Malawi Notes, via LA & the Midwest
Modern American medicine is bewilderingly complex. In the resident’s room at UCLA medical center a former visitor to Malawi and his interns ran through a litany of cases: a second renal transplant in a young diabetic woman; an HIV-infected man who had been in the hospital for months with recurrent bouts of bacteria in his blood; a mysterious case of liver failure.
The team lobbed data and statistics and findings back and forth, flipping through images on a monitor, calling up EKGs, answering pages from sub-specialty teams. The diabetic patient would undergo a biopsy of her second transplant. The HIV-infected man was headed to surgery for a dental abscess.
A missionary colleague once warned me, “The longer you stay away from American medicine, the more irrelevant you become back home.”
That day I also received a message from a Malawian friend, Dr. Dan Namarika. A former patient (call her Sandra), a young mother with HIV, had become very ill, even though she is assiduous about taking her medicines and the virus is perfectly controlled. In Europe she had received a special treatment for an uncommon condition called Multicentric Castleman’s Disease, similar to lymphoma. She did well, but patients with Castleman’s usually also develop Kaposi’s sarcoma (KS), a skin cancer which can spread.
Sandra developed swelling in her leg while still in Europe and was told, inexplicably, that she had varicose veins. Upon arriving in Malawi it was clear that what she had was KS. We treated the condition with chemotherapy. The leg improved. She wanted to start work, which made continuing chemotherapy difficult. (The risk of KS recurring is high.) So I suggested an oral medication, which was unavailable in Malawi, even for a more affluent patient like Sandra.
Now she had returned with what is probably spread of the Kaposi’s sarcoma — or, Dr. Namarika asked, was it Castlemann’s disease again? And perhaps there was another infection Partners in Hope could not detect.
For Sandra, there will be no biopsy or sophisticated tests. No blood cultures. No special medicine like what she received in Europe. No sub-specialists to the bedside.
She has Dr. Namarika, and he is one of the most formidable medical assets I can imagine, but even Dan can only do so much without more resources. I recommended that Partners in Hope try another round of chemotherapy, since it had worked before.
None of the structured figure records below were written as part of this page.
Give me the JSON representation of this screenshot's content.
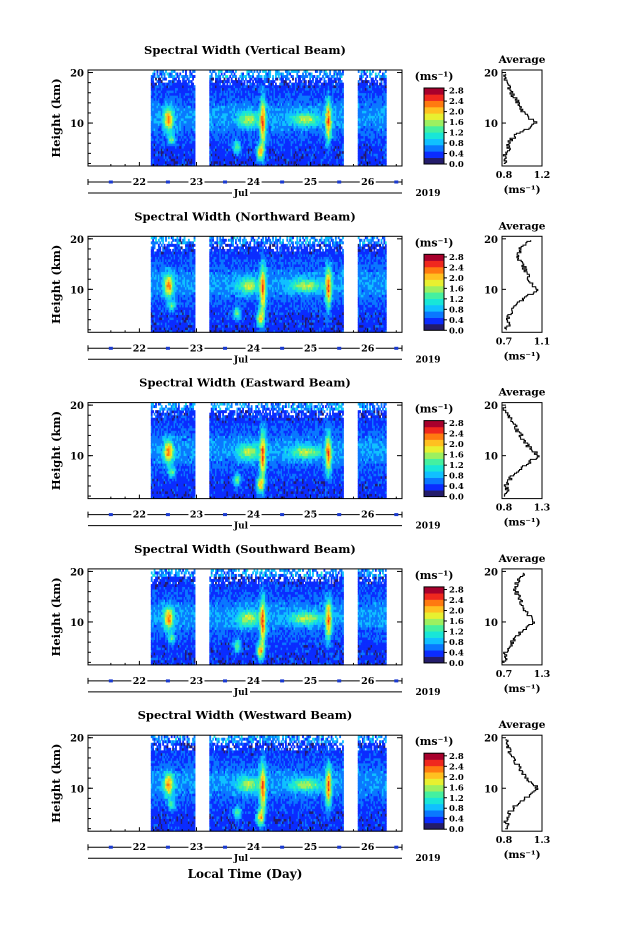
{
  "figure": {
    "xlabel": "Local Time (Day)",
    "month_label": "Jul",
    "year_label": "2019",
    "ylabel": "Height (km)",
    "colorbar_unit": "(ms⁻¹)",
    "average_title": "Average",
    "average_xlabel": "(ms⁻¹)"
  },
  "colormap": [
    "#241c6b",
    "#0b2cff",
    "#0a78ff",
    "#10c0ff",
    "#18e6d8",
    "#44f0a0",
    "#9cf060",
    "#e8f030",
    "#ffc020",
    "#ff7a10",
    "#f0281e",
    "#a8002c"
  ],
  "chart_data": [
    {
      "type": "heatmap",
      "title": "Spectral Width (Vertical Beam)",
      "x_ticks": [
        "22",
        "23",
        "24",
        "25",
        "26"
      ],
      "y_ticks": [
        "10",
        "20"
      ],
      "ylim": [
        1.5,
        20.5
      ],
      "data_gaps_day": [
        [
          22.95,
          23.2
        ],
        [
          25.55,
          25.8
        ]
      ],
      "colorbar_ticks": [
        "0.0",
        "0.4",
        "0.8",
        "1.2",
        "1.6",
        "2.0",
        "2.4",
        "2.8"
      ],
      "colorbar_range": [
        0,
        2.9
      ],
      "average_profile": {
        "xlim": [
          0.8,
          1.2
        ],
        "x_ticks": [
          "0.8",
          "1.2"
        ],
        "y_ticks": [
          "10",
          "20"
        ],
        "height_km": [
          2,
          3,
          4,
          5,
          6,
          7,
          8,
          9,
          10,
          11,
          12,
          13,
          14,
          15,
          16,
          17,
          18,
          19,
          20
        ],
        "width_ms": [
          0.82,
          0.84,
          0.83,
          0.87,
          0.86,
          0.9,
          0.96,
          1.05,
          1.14,
          1.09,
          1.02,
          0.99,
          0.97,
          0.93,
          0.9,
          0.87,
          0.85,
          0.84,
          0.82
        ]
      }
    },
    {
      "type": "heatmap",
      "title": "Spectral Width (Northward Beam)",
      "x_ticks": [
        "22",
        "23",
        "24",
        "25",
        "26"
      ],
      "y_ticks": [
        "10",
        "20"
      ],
      "ylim": [
        1.5,
        20.5
      ],
      "data_gaps_day": [
        [
          22.95,
          23.2
        ],
        [
          25.55,
          25.8
        ]
      ],
      "colorbar_ticks": [
        "0.0",
        "0.4",
        "0.8",
        "1.2",
        "1.6",
        "2.0",
        "2.4",
        "2.8"
      ],
      "colorbar_range": [
        0,
        2.9
      ],
      "average_profile": {
        "xlim": [
          0.7,
          1.1
        ],
        "x_ticks": [
          "0.7",
          "1.1"
        ],
        "y_ticks": [
          "10",
          "20"
        ],
        "height_km": [
          2,
          3,
          4,
          5,
          6,
          7,
          8,
          9,
          10,
          11,
          12,
          13,
          14,
          15,
          16,
          17,
          18,
          19,
          20
        ],
        "width_ms": [
          0.74,
          0.76,
          0.75,
          0.78,
          0.8,
          0.84,
          0.9,
          0.98,
          1.04,
          1.0,
          0.96,
          0.95,
          0.93,
          0.92,
          0.88,
          0.86,
          0.88,
          0.94,
          0.99
        ]
      }
    },
    {
      "type": "heatmap",
      "title": "Spectral Width (Eastward Beam)",
      "x_ticks": [
        "22",
        "23",
        "24",
        "25",
        "26"
      ],
      "y_ticks": [
        "10",
        "20"
      ],
      "ylim": [
        1.5,
        20.5
      ],
      "data_gaps_day": [
        [
          22.95,
          23.2
        ],
        [
          25.55,
          25.8
        ]
      ],
      "colorbar_ticks": [
        "0.0",
        "0.4",
        "0.8",
        "1.2",
        "1.6",
        "2.0",
        "2.4",
        "2.8"
      ],
      "colorbar_range": [
        0,
        2.9
      ],
      "average_profile": {
        "xlim": [
          0.8,
          1.3
        ],
        "x_ticks": [
          "0.8",
          "1.3"
        ],
        "y_ticks": [
          "10",
          "20"
        ],
        "height_km": [
          2,
          3,
          4,
          5,
          6,
          7,
          8,
          9,
          10,
          11,
          12,
          13,
          14,
          15,
          16,
          17,
          18,
          19,
          20
        ],
        "width_ms": [
          0.84,
          0.86,
          0.85,
          0.88,
          0.92,
          0.98,
          1.06,
          1.16,
          1.25,
          1.2,
          1.12,
          1.08,
          1.04,
          1.0,
          0.96,
          0.92,
          0.88,
          0.85,
          0.83
        ]
      }
    },
    {
      "type": "heatmap",
      "title": "Spectral Width (Southward Beam)",
      "x_ticks": [
        "22",
        "23",
        "24",
        "25",
        "26"
      ],
      "y_ticks": [
        "10",
        "20"
      ],
      "ylim": [
        1.5,
        20.5
      ],
      "data_gaps_day": [
        [
          22.95,
          23.2
        ],
        [
          25.55,
          25.8
        ]
      ],
      "colorbar_ticks": [
        "0.0",
        "0.4",
        "0.8",
        "1.2",
        "1.6",
        "2.0",
        "2.4",
        "2.8"
      ],
      "colorbar_range": [
        0,
        2.9
      ],
      "average_profile": {
        "xlim": [
          0.7,
          1.3
        ],
        "x_ticks": [
          "0.7",
          "1.3"
        ],
        "y_ticks": [
          "10",
          "20"
        ],
        "height_km": [
          2,
          3,
          4,
          5,
          6,
          7,
          8,
          9,
          10,
          11,
          12,
          13,
          14,
          15,
          16,
          17,
          18,
          19,
          20
        ],
        "width_ms": [
          0.74,
          0.77,
          0.75,
          0.8,
          0.84,
          0.9,
          0.98,
          1.08,
          1.18,
          1.14,
          1.06,
          1.02,
          0.98,
          0.95,
          0.92,
          0.9,
          0.93,
          0.98,
          1.02
        ]
      }
    },
    {
      "type": "heatmap",
      "title": "Spectral Width (Westward Beam)",
      "x_ticks": [
        "22",
        "23",
        "24",
        "25",
        "26"
      ],
      "y_ticks": [
        "10",
        "20"
      ],
      "ylim": [
        1.5,
        20.5
      ],
      "data_gaps_day": [
        [
          22.95,
          23.2
        ],
        [
          25.55,
          25.8
        ]
      ],
      "colorbar_ticks": [
        "0.0",
        "0.4",
        "0.8",
        "1.2",
        "1.6",
        "2.0",
        "2.4",
        "2.8"
      ],
      "colorbar_range": [
        0,
        2.9
      ],
      "average_profile": {
        "xlim": [
          0.8,
          1.3
        ],
        "x_ticks": [
          "0.8",
          "1.3"
        ],
        "y_ticks": [
          "10",
          "20"
        ],
        "height_km": [
          2,
          3,
          4,
          5,
          6,
          7,
          8,
          9,
          10,
          11,
          12,
          13,
          14,
          15,
          16,
          17,
          18,
          19,
          20
        ],
        "width_ms": [
          0.84,
          0.86,
          0.85,
          0.88,
          0.93,
          0.99,
          1.07,
          1.17,
          1.25,
          1.2,
          1.12,
          1.07,
          1.02,
          0.98,
          0.94,
          0.9,
          0.88,
          0.86,
          0.84
        ]
      }
    }
  ]
}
I left Los Angeles for a conference in Kentucky. A former missionary to West Africa, now on faculty at Mayo, asked the audience: Can we have these islands of excellence (mission hospitals) floating alone amidst a sea of agony? He meant to challenge our community, as others have done, to integrate more fully into national systems and a public health approach to African health care.
The question itself is a tough one, and beyond the scope of this space. What struck me was the imagery: a sea of agony. In my experience, that limitless and frigid ocean, despite mighty efforts by a dedicated few, not only laps up onto the shores of these tiny islands of occasional excellence but often floods them, overwhelms them, drowns them.
All is not lost. In early 2005 I sat in a church in Thigio, Kenya. A support group of more than 50 HIV-infected patients had gathered. We had promised this community that the hospital would bring HIV care to them. It is good to make promises, because then you must keep them.
The assembly could not wait long: thin, wasting away, coughing polyphonically in almost choral fashion. Then their voices rose in a traditional Kikuyu hymn, saying (paraphrasing) “The one I let into my house is the one who betrayed me.” The place vibrated with suffering. These people are going to die, I thought.
The vast majority of them did not. They live to this day, receiving care through a small clinic hosted by a diminutive, indefatigable Irish nun. Kijabe still staffs the HIV center. It’s slow and kind of boring. No one is ill. Patients collect their medicines and go on their way. I stopped by a former patient’s duka (shop) and found her robust and thriving. She sold me flour.
The sisters have dramatically expanded their activities. A school for disabled children sits nearby, adjacent to a day care program for older adults. I walk into a library, utterly still and quiet. Fifty faces look up from their books in unison. Local students have nowhere else to study.
My colleagues tell me there has not been an HIV transmission from mother to child in this region for years. An HIV-free generation? Maybe.
The sea of agony can be beaten back, for a moment, a brief and eternal moment. What can rise up in foaming swell to drown the appalling anguish is goodness and mercy. Seamus Heaney wrote of such foolish aspiration in The Cure at Troy: Human beings suffer, They torture one another, They get hurt and get hard. No poem or play or song Can fully right a wrong Inflicted and endured. History says, don’t hope On this side of the grave. But then, once in a lifetime The longed-for tidal wave Of justice can rise up, And hope and history rhyme. So hope for a great sea-change On the far side of revenge. Believe that further shore Is reachable from here. Believe in miracle And cures and healing wells.
We must have those miracles. They keep us afloat upon the sea.